Federal Trade Commission seal is seen at a news conference in Washington, U.S., July 24, 2019. (Yuri Gripas/Reuters)

The Federal Trade Commission is reportedly considering requesting a preliminary injunction against Facebook to block the company from integrating its various messaging applications.

The injunction would stop Facebook from combining the technology supporting WhatsApp, Instagram and Facebook Messenger in the interest of preventing the mammoth social media company from becoming harder to potentially break up if the FTC decides it has stifled competition, the New York Times reported Thursday.

If Facebook combines the apps, the platform’s more than 2.7 billion users would be able to access the same messages on all three messaging services.

Facebook’s purchase of WhatsApp and Instagram raised eyebrows of critics who worry that “serial defensive acquisitions” by large companies including Google and Amazon pose competition concerns. Facebook said in July that the FTC was investigating the Silicon Valley company over potential antitrust issues.

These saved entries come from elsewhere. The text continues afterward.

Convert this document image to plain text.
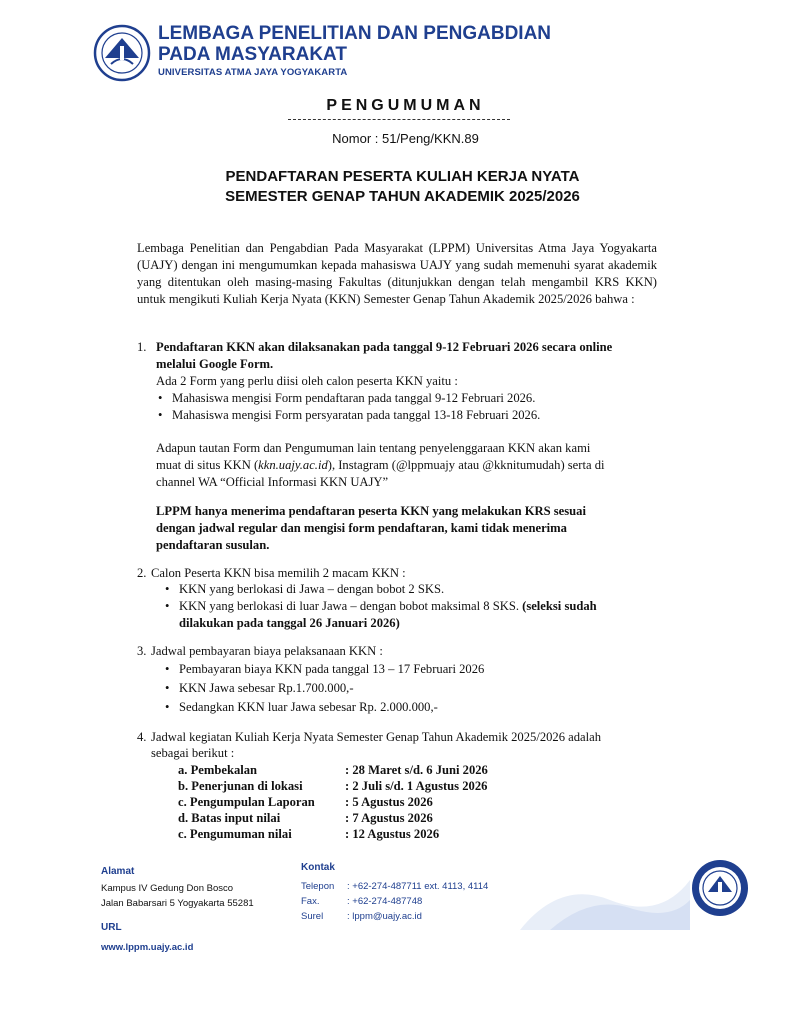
LEMBAGA PENELITIAN DAN PENGABDIAN
PADA MASYARAKAT
UNIVERSITAS ATMA JAYA YOGYAKARTA
PENGUMUMAN
Nomor : 51/Peng/KKN.89
PENDAFTARAN PESERTA KULIAH KERJA NYATA
SEMESTER GENAP TAHUN AKADEMIK 2025/2026
Lembaga Penelitian dan Pengabdian Pada Masyarakat (LPPM) Universitas Atma Jaya Yogyakarta (UAJY) dengan ini mengumumkan kepada mahasiswa UAJY yang sudah memenuhi syarat akademik yang ditentukan oleh masing-masing Fakultas (ditunjukkan dengan telah mengambil KRS KKN) untuk mengikuti Kuliah Kerja Nyata (KKN) Semester Genap Tahun Akademik 2025/2026 bahwa :
1. Pendaftaran KKN akan dilaksanakan pada tanggal 9-12 Februari 2026 secara online
melalui Google Form.
Ada 2 Form yang perlu diisi oleh calon peserta KKN yaitu :
• Mahasiswa mengisi Form pendaftaran pada tanggal 9-12 Februari 2026.
• Mahasiswa mengisi Form persyaratan pada tanggal 13-18 Februari 2026.
Adapun tautan Form dan Pengumuman lain tentang penyelenggaraan KKN akan kami
muat di situs KKN (kkn.uajy.ac.id), Instagram (@lppmuajy atau @kknitumudah) serta di
channel WA “Official Informasi KKN UAJY”
LPPM hanya menerima pendaftaran peserta KKN yang melakukan KRS sesuai
dengan jadwal regular dan mengisi form pendaftaran, kami tidak menerima
pendaftaran susulan.
2. Calon Peserta KKN bisa memilih 2 macam KKN :
• KKN yang berlokasi di Jawa – dengan bobot 2 SKS.
• KKN yang berlokasi di luar Jawa – dengan bobot maksimal 8 SKS. (seleksi sudah
dilakukan pada tanggal 26 Januari 2026)
3. Jadwal pembayaran biaya pelaksanaan KKN :
• Pembayaran biaya KKN pada tanggal 13 – 17 Februari 2026
• KKN Jawa sebesar Rp.1.700.000,-
• Sedangkan KKN luar Jawa sebesar Rp. 2.000.000,-
4. Jadwal kegiatan Kuliah Kerja Nyata Semester Genap Tahun Akademik 2025/2026 adalah
sebagai berikut :
a. Pembekalan	: 28 Maret s/d. 6 Juni 2026
b. Penerjunan di lokasi	: 2 Juli s/d. 1 Agustus 2026
c. Pengumpulan Laporan : 5 Agustus 2026
d. Batas input nilai	: 7 Agustus 2026
c. Pengumuman nilai	: 12 Agustus 2026
Alamat
Kampus IV Gedung Don Bosco
Jalan Babarsari 5 Yogyakarta 55281
URL
www.lppm.uajy.ac.id
Kontak
Telepon : +62-274-487711 ext. 4113, 4114
Fax.	: +62-274-487748
Surel	: lppm@uajy.ac.id
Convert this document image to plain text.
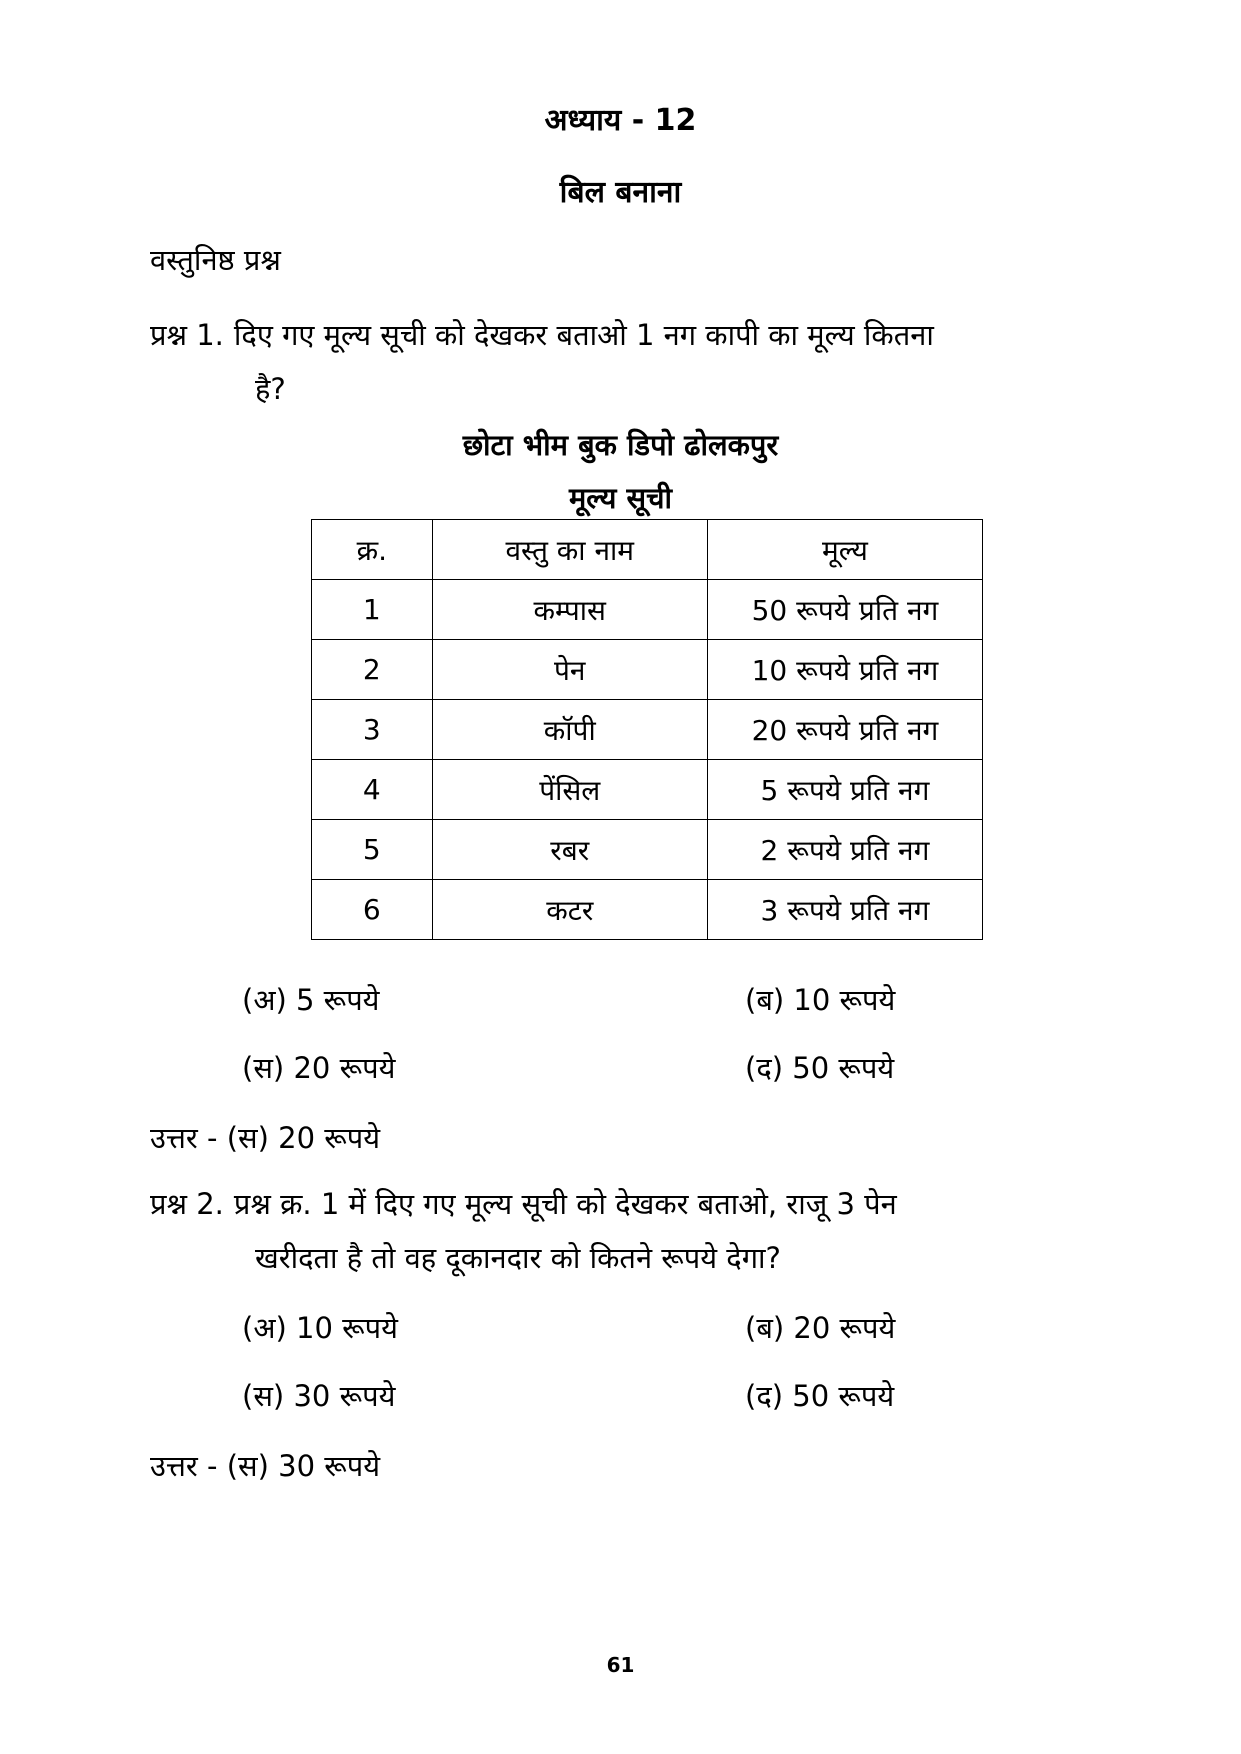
अध्याय - 12
बिल बनाना
वस्तुनिष्ठ प्रश्न
प्रश्न 1. दिए गए मूल्य सूची को देखकर बताओ 1 नग कापी का मूल्य कितना
है?
छोटा भीम बुक डिपो ढोलकपुर
मूल्य सूची
क्र.	वस्तु का नाम	मूल्य
1	कम्पास	50 रूपये प्रति नग
2	पेन	10 रूपये प्रति नग
3	कॉपी	20 रूपये प्रति नग
4	पेंसिल	5 रूपये प्रति नग
5	रबर	2 रूपये प्रति नग
6	कटर	3 रूपये प्रति नग
(अ) 5 रूपये	(ब) 10 रूपये
(स) 20 रूपये	(द) 50 रूपये
उत्तर - (स) 20 रूपये
प्रश्न 2. प्रश्न क्र. 1 में दिए गए मूल्य सूची को देखकर बताओ, राजू 3 पेन
खरीदता है तो वह दूकानदार को कितने रूपये देगा?
(अ) 10 रूपये	(ब) 20 रूपये
(स) 30 रूपये	(द) 50 रूपये
उत्तर - (स) 30 रूपये
61
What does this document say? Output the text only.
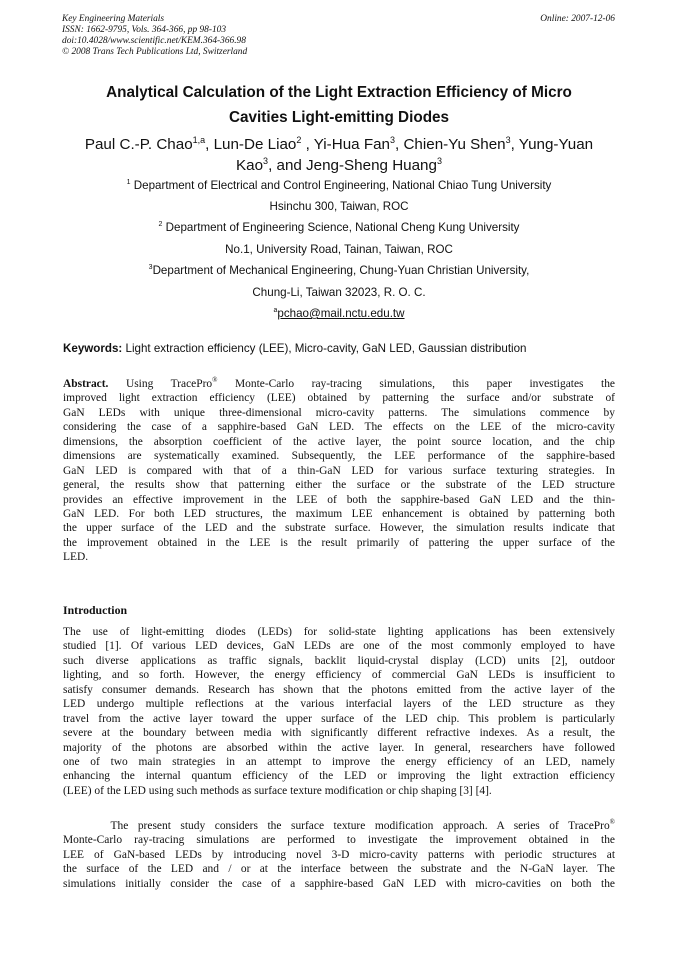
Key Engineering Materials
ISSN: 1662-9795, Vols. 364-366, pp 98-103
doi:10.4028/www.scientific.net/KEM.364-366.98
© 2008 Trans Tech Publications Ltd, Switzerland
Online: 2007-12-06
Analytical Calculation of the Light Extraction Efficiency of Micro
Cavities Light-emitting Diodes
Paul C.-P. Chao$^{1,a}$, Lun-De Liao$^2$ , Yi-Hua Fan$^3$, Chien-Yu Shen$^3$, Yung-Yuan
Kao$^3$, and Jeng-Sheng Huang$^3$
$^1$ Department of Electrical and Control Engineering, National Chiao Tung University
Hsinchu 300, Taiwan, ROC
$^2$ Department of Engineering Science, National Cheng Kung University
No.1, University Road, Tainan, Taiwan, ROC
$^3$Department of Mechanical Engineering, Chung-Yuan Christian University,
Chung-Li, Taiwan 32023, R. O. C.
$^a$pchao@mail.nctu.edu.tw
Keywords: Light extraction efficiency (LEE), Micro-cavity, GaN LED, Gaussian distribution
Abstract. Using TracePro® Monte-Carlo ray-tracing simulations, this paper investigates the
improved light extraction efficiency (LEE) obtained by patterning the surface and/or substrate of
GaN LEDs with unique three-dimensional micro-cavity patterns. The simulations commence by
considering the case of a sapphire-based GaN LED. The effects on the LEE of the micro-cavity
dimensions, the absorption coefficient of the active layer, the point source location, and the chip
dimensions are systematically examined. Subsequently, the LEE performance of the sapphire-based
GaN LED is compared with that of a thin-GaN LED for various surface texturing strategies. In
general, the results show that patterning either the surface or the substrate of the LED structure
provides an effective improvement in the LEE of both the sapphire-based GaN LED and the thin-
GaN LED. For both LED structures, the maximum LEE enhancement is obtained by patterning both
the upper surface of the LED and the substrate surface. However, the simulation results indicate that
the improvement obtained in the LEE is the result primarily of pattering the upper surface of the
LED.
Introduction
The use of light-emitting diodes (LEDs) for solid-state lighting applications has been extensively
studied [1]. Of various LED devices, GaN LEDs are one of the most commonly employed to have
such diverse applications as traffic signals, backlit liquid-crystal display (LCD) units [2], outdoor
lighting, and so forth. However, the energy efficiency of commercial GaN LEDs is insufficient to
satisfy consumer demands. Research has shown that the photons emitted from the active layer of the
LED undergo multiple reflections at the various interfacial layers of the LED structure as they
travel from the active layer toward the upper surface of the LED chip. This problem is particularly
severe at the boundary between media with significantly different refractive indexes. As a result, the
majority of the photons are absorbed within the active layer. In general, researchers have followed
one of two main strategies in an attempt to improve the energy efficiency of an LED, namely
enhancing the internal quantum efficiency of the LED or improving the light extraction efficiency
(LEE) of the LED using such methods as surface texture modification or chip shaping [3] [4].
The present study considers the surface texture modification approach. A series of TracePro®
Monte-Carlo ray-tracing simulations are performed to investigate the improvement obtained in the
LEE of GaN-based LEDs by introducing novel 3-D micro-cavity patterns with periodic structures at
the surface of the LED and / or at the interface between the substrate and the N-GaN layer. The
simulations initially consider the case of a sapphire-based GaN LED with micro-cavities on both the
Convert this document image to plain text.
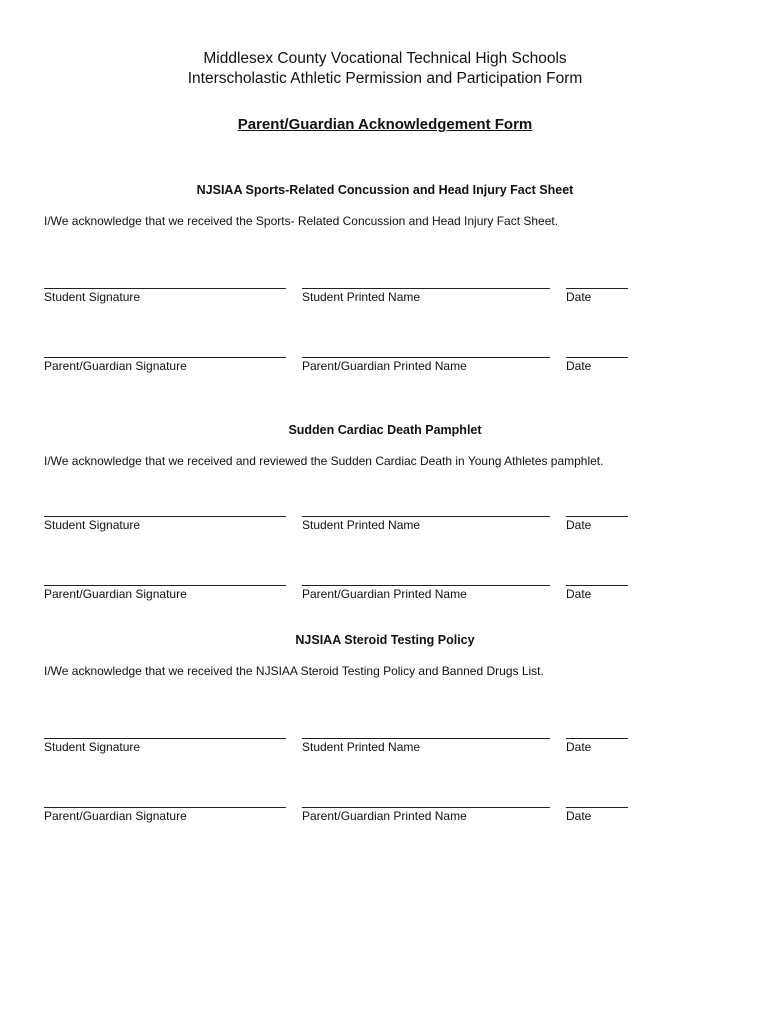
Middlesex County Vocational Technical High Schools
Interscholastic Athletic Permission and Participation Form
Parent/Guardian Acknowledgement Form
NJSIAA Sports-Related Concussion and Head Injury Fact Sheet
I/We acknowledge that we received the Sports- Related Concussion and Head Injury Fact Sheet.
Student Signature	Student Printed Name	Date
Parent/Guardian Signature	Parent/Guardian Printed Name	Date
Sudden Cardiac Death Pamphlet
I/We acknowledge that we received and reviewed the Sudden Cardiac Death in Young Athletes pamphlet.
Student Signature	Student Printed Name	Date
Parent/Guardian Signature	Parent/Guardian Printed Name	Date
NJSIAA Steroid Testing Policy
I/We acknowledge that we received the NJSIAA Steroid Testing Policy and Banned Drugs List.
Student Signature	Student Printed Name	Date
Parent/Guardian Signature	Parent/Guardian Printed Name	Date
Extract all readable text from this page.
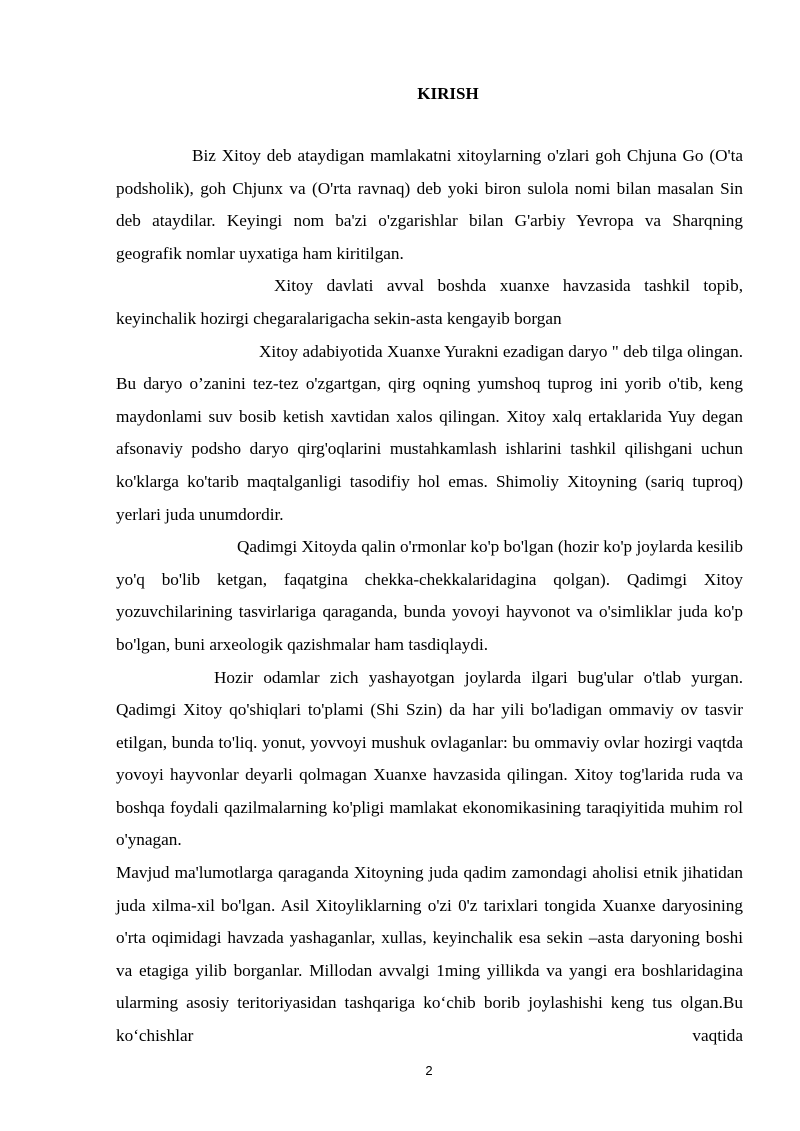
KIRISH

Biz Xitoy deb ataydigan mamlakatni xitoylarning o'zlari goh Chjuna Go (O'ta podsholik), goh Chjunx va (O'rta ravnaq) deb yoki biron sulola nomi bilan masalan Sin deb ataydilar. Keyingi nom ba'zi o'zgarishlar bilan G'arbiy Yevropa va Sharqning geografik nomlar uyxatiga ham kiritilgan.

Xitoy davlati avval boshda xuanxe havzasida tashkil topib, keyinchalik hozirgi chegaralarigacha sekin-asta kengayib borgan

Xitoy adabiyotida Xuanxe Yurakni ezadigan daryo " deb tilga olingan. Bu daryo o’zanini tez-tez o'zgartgan, qirg oqning yumshoq tuprog ini yorib o'tib, keng maydonlami suv bosib ketish xavtidan xalos qilingan. Xitoy xalq ertaklarida Yuy degan afsonaviy podsho daryo qirg'oqlarini mustahkamlash ishlarini tashkil qilishgani uchun ko'klarga ko'tarib maqtalganligi tasodifiy hol emas. Shimoliy Xitoyning (sariq tuproq) yerlari juda unumdordir.

Qadimgi Xitoyda qalin o'rmonlar ko'p bo'lgan (hozir ko'p joylarda kesilib yo'q bo'lib ketgan, faqatgina chekka-chekkalaridagina qolgan). Qadimgi Xitoy yozuvchilarining tasvirlariga qaraganda, bunda yovoyi hayvonot va o'simliklar juda ko'p bo'lgan, buni arxeologik qazishmalar ham tasdiqlaydi.

Hozir odamlar zich yashayotgan joylarda ilgari bug'ular o'tlab yurgan. Qadimgi Xitoy qo'shiqlari to'plami (Shi Szin) da har yili bo'ladigan ommaviy ov tasvir etilgan, bunda to'liq. yonut, yovvoyi mushuk ovlaganlar: bu ommaviy ovlar hozirgi vaqtda yovoyi hayvonlar deyarli qolmagan Xuanxe havzasida qilingan. Xitoy tog'larida ruda va boshqa foydali qazilmalarning ko'pligi mamlakat ekonomikasining taraqiyitida muhim rol o'ynagan.

Mavjud ma'lumotlarga qaraganda Xitoyning juda qadim zamondagi aholisi etnik jihatidan juda xilma-xil bo'lgan. Asil Xitoyliklarning o'zi 0'z tarixlari tongida Xuanxe daryosining o'rta oqimidagi havzada yashaganlar, xullas, keyinchalik esa sekin –asta daryoning boshi va etagiga yilib borganlar. Millodan avvalgi 1ming yillikda va yangi era boshlaridagina ularming asosiy teritoriyasidan tashqariga ko‘chib borib joylashishi keng tus olgan.Bu ko‘chishlar vaqtida

2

The FTC would need a majority of its five members to apply for the injunction and would need to sue for it in federal court. The commission is expected to make a decision on the matter next month.

Lawmakers have also expressed concerns this year that the enormous tech companies are engaging in “anti-competitive conduct” and called for their breakup.

“The open internet has delivered enormous benefits to Americans, including a surge of economic opportunity, massive investment, and new pathways for education online,” House Judiciary Chairman Jerry Nadler said in June. “But there is growing evidence that a handful of gatekeepers have come to capture control over key arteries of online commerce, content, and communications.”

Facebook CEO has argued that breaking up his company would not solve the problems critics think it would.

“The question that I think we have to grapple with is that breaking up these companies wouldn’t make any of those problems better,” Zuckerberg said. “The amount that we’re investing in safety and security is greater than the whole revenue of our company was earlier this decade when we went public, so it just would not have been possible to do the things we’re doing at a smaller scale.”